Aus dieser Idee heraus und im Zuge der fortschreitenden Miniaturisierung der Bauteile wurden die sogenannten Smart Label entwickelt.
Smart Label, manchmal auch Transponder-Etikett genannt, sind ultraflache Transponder, die samt Antenne auf eine Folie aufgebracht werden (Inlay). Diese Folie wird auf Spulen aufgewickelt und kann praktisch wie Papier weiterverarbeitet werden. Insbesondere kann sie zwischen Papierschichten einlaminiert und so in herkömmliche Etiketten integriert werden (daher der Name).
Smart Label arbeiten auf einer Frequenz von 13,56 MHz (HF). Sie kommunizieren über die induktive Kopplung mit dem Lesegerät. Die Antenne lässt sich kostengünstig als eine Spule mit einigen Windungen realisieren. Eine Batterie als Energieversorgung ist nicht notwendig, da die erforderliche Energie aus dem Feld des Lesegerätes entnommen wird. Der verwendete Chip ist in der Massenproduktion ebenfalls günstig.
Für Smart Label ergeben sich attraktive Preise bei recht guter Performance.
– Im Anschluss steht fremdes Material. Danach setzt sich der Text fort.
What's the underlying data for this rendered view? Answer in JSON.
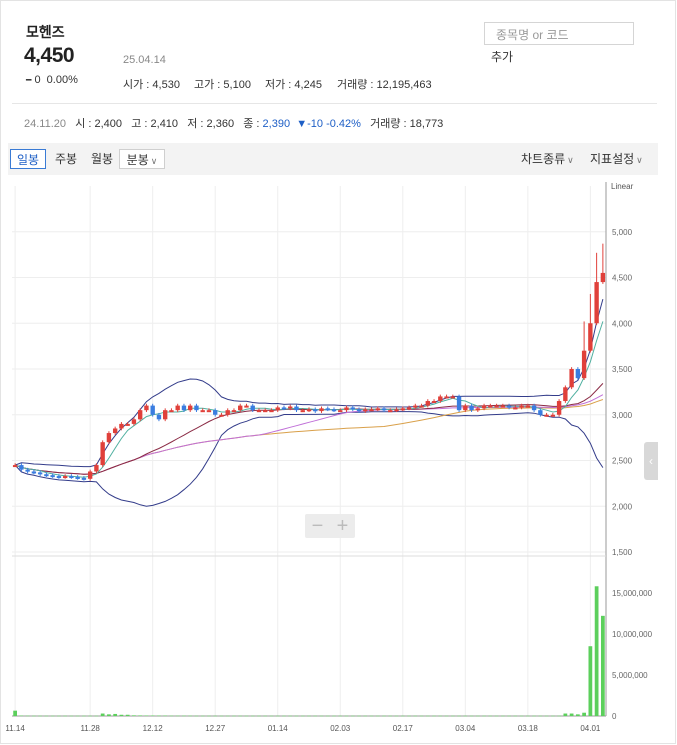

Smart Label bilden also in zweierlei Beziehung eine Brücke zwischen der Barcode -Welt und RFID.
- lassen sie sich ähnlich wie Papieretiketten verarbeiten und mithin auch überall einsetzen, wo bislang etikettiert wird.
- können Sie zu Preisen hergestellt werden, die Anwendungen im Massenbereich und auch Einweg-Anwendungen ermöglichen.
Der Einsatz von Smart Label ist überall dort sinnvoll, wo kombinierte Lösungen einen gesteigerten Nutzen, Kosteneinsparungen und/oder Systemlösungen ermöglichen, die nur mit einer neuen Technologie möglich sind. Kombinierte Lösungen erfordern dünne Transponder, die in der Anwendung bedruckbar sind. Dazu kommt, dass der Transponder flexibel ist. Werden diese Forderungen erfüllt, besteht die Möglichkeit, die Technologie in bestehende Prozesse zu integrieren, ohne wesentliche Parameter zu ändern.
Smart Label sind also der richtige Transponder, wenn Barcode-Anwendungen zusätzliche Funktionalität erreichen sollen.